Gli ultimi sostenitori di Marta naufragano nell’acqua pubblica

In principio fu, in assoluta solitudine, il Giornale. Ora iniziano ad accorgersi della fregatura anche quelli che hanno creduto che il referendum sull’acqua servisse a qualcosa nel Comune di Genova. E addirittura che la sindaco Marta Vincenzi (come i suoi predecessori del resto) fosse dalla parte delle ragioni del «Sì».
La vendita delle dighe e degli acquedotti prima, la realizzazione della più grande società di gestione dell’acqua (un vero colosso della Borsa) poi, erano stati segnali inequivocabili delle scelte politiche fatte dalle amministrazioni genovesi in tema di risorse idriche. La realizzazione di una fontanella elettronica a pagamento sulla passeggiata di Voltri era stato infine un atto fortemente simbolico di come la gestione di un «bene pubblico» sia nei fatti assai diversa dalla teoria annunciata durante la campagna referendaria.

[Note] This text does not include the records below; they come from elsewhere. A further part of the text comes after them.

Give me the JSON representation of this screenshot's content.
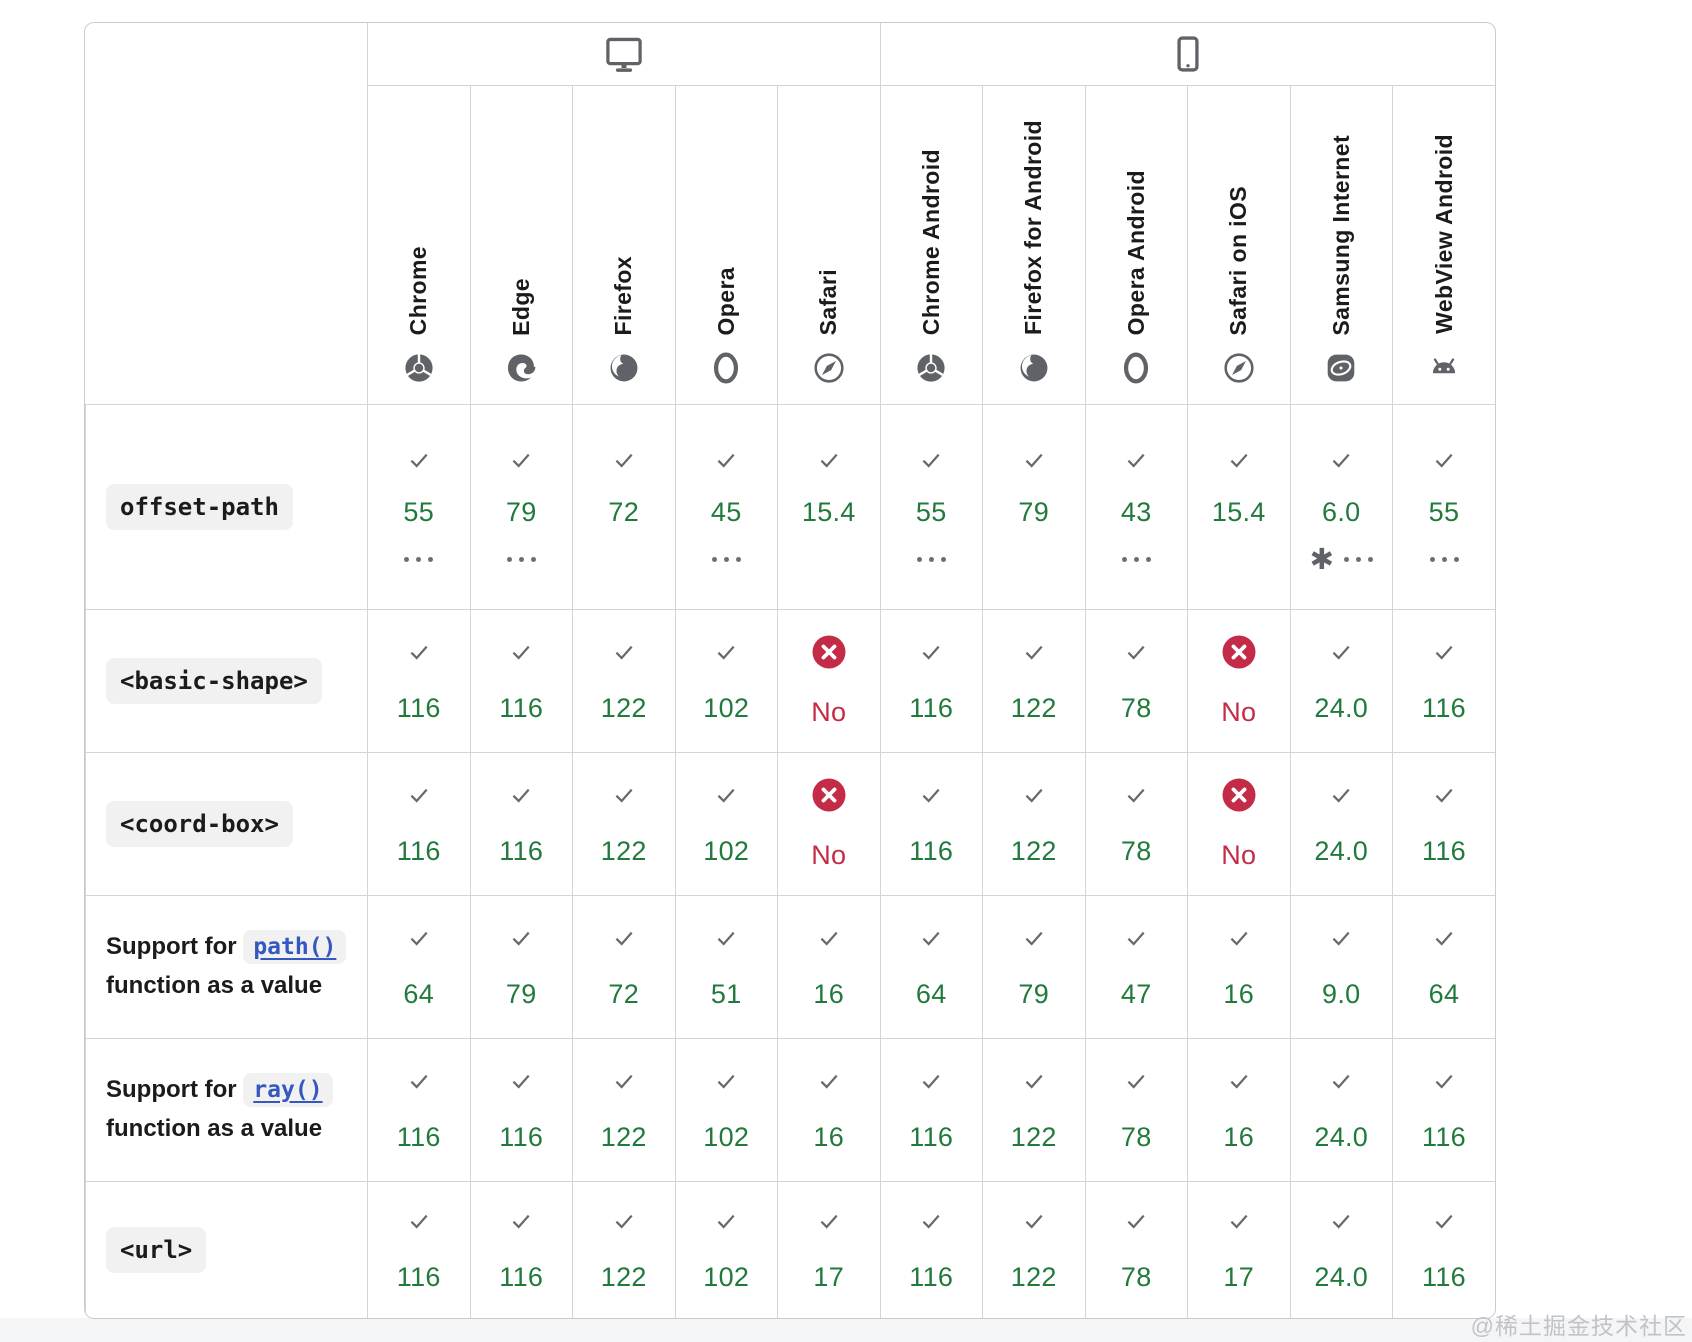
{
  "watermark": "@稀土掘金技术社区",
  "colors": {
    "supported_green": "#217a3c",
    "unsupported_red": "#c32b46",
    "check_gray": "#696969",
    "border_gray": "#d4d4d4",
    "link_blue": "#3457c0",
    "code_bg": "#f1f1f1"
  },
  "header": {
    "groups": [
      {
        "icon": "desktop-icon",
        "span": 5
      },
      {
        "icon": "mobile-icon",
        "span": 6
      }
    ],
    "browsers": [
      {
        "label": "Chrome",
        "icon": "chrome-icon"
      },
      {
        "label": "Edge",
        "icon": "edge-icon"
      },
      {
        "label": "Firefox",
        "icon": "firefox-icon"
      },
      {
        "label": "Opera",
        "icon": "opera-icon"
      },
      {
        "label": "Safari",
        "icon": "safari-icon"
      },
      {
        "label": "Chrome Android",
        "icon": "chrome-icon"
      },
      {
        "label": "Firefox for Android",
        "icon": "firefox-icon"
      },
      {
        "label": "Opera Android",
        "icon": "opera-icon"
      },
      {
        "label": "Safari on iOS",
        "icon": "safari-icon"
      },
      {
        "label": "Samsung Internet",
        "icon": "samsung-internet-icon"
      },
      {
        "label": "WebView Android",
        "icon": "android-icon"
      }
    ]
  },
  "rows": [
    {
      "feature": {
        "type": "code",
        "code": "offset-path"
      },
      "cells": [
        {
          "support": "yes",
          "version": "55",
          "footnote": "dots"
        },
        {
          "support": "yes",
          "version": "79",
          "footnote": "dots"
        },
        {
          "support": "yes",
          "version": "72",
          "footnote": ""
        },
        {
          "support": "yes",
          "version": "45",
          "footnote": "dots"
        },
        {
          "support": "yes",
          "version": "15.4",
          "footnote": ""
        },
        {
          "support": "yes",
          "version": "55",
          "footnote": "dots"
        },
        {
          "support": "yes",
          "version": "79",
          "footnote": ""
        },
        {
          "support": "yes",
          "version": "43",
          "footnote": "dots"
        },
        {
          "support": "yes",
          "version": "15.4",
          "footnote": ""
        },
        {
          "support": "yes",
          "version": "6.0",
          "footnote": "star-dots"
        },
        {
          "support": "yes",
          "version": "55",
          "footnote": "dots"
        }
      ]
    },
    {
      "feature": {
        "type": "code",
        "code": "<basic-shape>"
      },
      "cells": [
        {
          "support": "yes",
          "version": "116",
          "footnote": ""
        },
        {
          "support": "yes",
          "version": "116",
          "footnote": ""
        },
        {
          "support": "yes",
          "version": "122",
          "footnote": ""
        },
        {
          "support": "yes",
          "version": "102",
          "footnote": ""
        },
        {
          "support": "no",
          "version": "No",
          "footnote": ""
        },
        {
          "support": "yes",
          "version": "116",
          "footnote": ""
        },
        {
          "support": "yes",
          "version": "122",
          "footnote": ""
        },
        {
          "support": "yes",
          "version": "78",
          "footnote": ""
        },
        {
          "support": "no",
          "version": "No",
          "footnote": ""
        },
        {
          "support": "yes",
          "version": "24.0",
          "footnote": ""
        },
        {
          "support": "yes",
          "version": "116",
          "footnote": ""
        }
      ]
    },
    {
      "feature": {
        "type": "code",
        "code": "<coord-box>"
      },
      "cells": [
        {
          "support": "yes",
          "version": "116",
          "footnote": ""
        },
        {
          "support": "yes",
          "version": "116",
          "footnote": ""
        },
        {
          "support": "yes",
          "version": "122",
          "footnote": ""
        },
        {
          "support": "yes",
          "version": "102",
          "footnote": ""
        },
        {
          "support": "no",
          "version": "No",
          "footnote": ""
        },
        {
          "support": "yes",
          "version": "116",
          "footnote": ""
        },
        {
          "support": "yes",
          "version": "122",
          "footnote": ""
        },
        {
          "support": "yes",
          "version": "78",
          "footnote": ""
        },
        {
          "support": "no",
          "version": "No",
          "footnote": ""
        },
        {
          "support": "yes",
          "version": "24.0",
          "footnote": ""
        },
        {
          "support": "yes",
          "version": "116",
          "footnote": ""
        }
      ]
    },
    {
      "feature": {
        "type": "link-sentence",
        "prefix": "Support for",
        "link": "path()",
        "suffix": "function as a value"
      },
      "cells": [
        {
          "support": "yes",
          "version": "64",
          "footnote": ""
        },
        {
          "support": "yes",
          "version": "79",
          "footnote": ""
        },
        {
          "support": "yes",
          "version": "72",
          "footnote": ""
        },
        {
          "support": "yes",
          "version": "51",
          "footnote": ""
        },
        {
          "support": "yes",
          "version": "16",
          "footnote": ""
        },
        {
          "support": "yes",
          "version": "64",
          "footnote": ""
        },
        {
          "support": "yes",
          "version": "79",
          "footnote": ""
        },
        {
          "support": "yes",
          "version": "47",
          "footnote": ""
        },
        {
          "support": "yes",
          "version": "16",
          "footnote": ""
        },
        {
          "support": "yes",
          "version": "9.0",
          "footnote": ""
        },
        {
          "support": "yes",
          "version": "64",
          "footnote": ""
        }
      ]
    },
    {
      "feature": {
        "type": "link-sentence",
        "prefix": "Support for",
        "link": "ray()",
        "suffix": "function as a value"
      },
      "cells": [
        {
          "support": "yes",
          "version": "116",
          "footnote": ""
        },
        {
          "support": "yes",
          "version": "116",
          "footnote": ""
        },
        {
          "support": "yes",
          "version": "122",
          "footnote": ""
        },
        {
          "support": "yes",
          "version": "102",
          "footnote": ""
        },
        {
          "support": "yes",
          "version": "16",
          "footnote": ""
        },
        {
          "support": "yes",
          "version": "116",
          "footnote": ""
        },
        {
          "support": "yes",
          "version": "122",
          "footnote": ""
        },
        {
          "support": "yes",
          "version": "78",
          "footnote": ""
        },
        {
          "support": "yes",
          "version": "16",
          "footnote": ""
        },
        {
          "support": "yes",
          "version": "24.0",
          "footnote": ""
        },
        {
          "support": "yes",
          "version": "116",
          "footnote": ""
        }
      ]
    },
    {
      "feature": {
        "type": "code",
        "code": "<url>"
      },
      "cells": [
        {
          "support": "yes",
          "version": "116",
          "footnote": ""
        },
        {
          "support": "yes",
          "version": "116",
          "footnote": ""
        },
        {
          "support": "yes",
          "version": "122",
          "footnote": ""
        },
        {
          "support": "yes",
          "version": "102",
          "footnote": ""
        },
        {
          "support": "yes",
          "version": "17",
          "footnote": ""
        },
        {
          "support": "yes",
          "version": "116",
          "footnote": ""
        },
        {
          "support": "yes",
          "version": "122",
          "footnote": ""
        },
        {
          "support": "yes",
          "version": "78",
          "footnote": ""
        },
        {
          "support": "yes",
          "version": "17",
          "footnote": ""
        },
        {
          "support": "yes",
          "version": "24.0",
          "footnote": ""
        },
        {
          "support": "yes",
          "version": "116",
          "footnote": ""
        }
      ]
    }
  ]
}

Ieri anche i componenti del «Comitato per l’acqua pubblica» hanno deciso di far notare alla signora sindaco le sue contraddizioni. E l’ennesima protesta contro l’amministrazione Vincenzi (pur in assenza della principale inquilina di Tursi, che incontrerà oggi il comitato) è andata in scena direttamente in consiglio comunale, più volte sospeso proprio perché a giudicare un fallimento l’attuale gestione del Comune non è solo il Pd che ha dato l’avviso di sfratto al suo sindaco, ma anche cittadini e lavoratori. La prima sospensione dei lavori è stata imposta dalla presenza degli operai di Amiu Bonifiche che rischiano il licenziamento. E che lo rischiano soprattutto nell’ambito di una scelta del Comune di far entrare Amiu nel grande gruppo di Iren, la società multiservizi che già gestisce acqua e gas.
Solo una coincidenza, questo ennesimo tentativo del Comune di Genova di rafforzare il colosso di Iren? Di certo tanta «simpatia» verso la società che gestisce l’acqua comunale non la nutrono gli attivisti del comitato referendario, che subito dopo gli operai Amiu hanno dato vita alla seconda protesta. Il Comitato dell’Acqua Pubblica, con slogan e striscioni, ha chiesto al Comune di ritirare il patrocinio al Festival Nazionale dell’Acqua organizzato per settembre sotto la Lanterna da FerderUtility, l’associazione delle aziende private che gestiscono l’acqua.
Non piace questa grande festa. Non piace proprio perché, a detta dei referendari, rischia di trasformarsi solo in una grande convention che dà forza alle società di gestione. «Rispettate il referendum», è stato dunque lo slogan urlato da una cinquantina di manifestanti, che hanno esposto un grande striscione con la scritta «ventotto milioni di no al patrocinio». Per loro non ci sono dubbi: «Il Festival Fiderutility sull’acqua prende in giro i cittadini». Il comitato referendario ligure «2 sì per l’acqua bene comune» ha poi diffuso una nota nella quale si spiega che «le società associate a Federutility organizzeranno il cosiddetto “Festival dell’acqua”à, a loro dire, in continuità con il referendum. Una lettura che distorce la realtà che ha visto Federutility tra gli avversari più convinti della campagna referendaria per l’Acqua bene comune».
«Il Festival - continua il comunicato - partirà da Genova e girerà tutta l’Italia, per portare dovunque il suo ingannevole messaggio pubblicitario. Le società che fanno parte, di Federutility gestiscono il Servizio idrico in Italia (e all’estero), oltre ad altri servizi come i rifiuti e l’energia, sono società per azioni, alcune delle quali quotate in Borsa, che nulla hanno a che vedere con la gestione pubblica dell’acqua essendo quelle che speculano e fanno profitti sull’acqua».
Un nuovo attacco che arriva dall’interno della coalizione e che crea non pochi imbarazzi nel centrosinistra. La stessa Italia dei Valori, che si è sempre detta fedele al sindaco Marta Vincenzi al punto di minacciare una candidatura indipendente nel caso il Pd insista per Roberta Pinotti, si considera una delle principali forze referendarie. Ma non sa come giustificare le scelte antireferendarie della «sua» sindaca.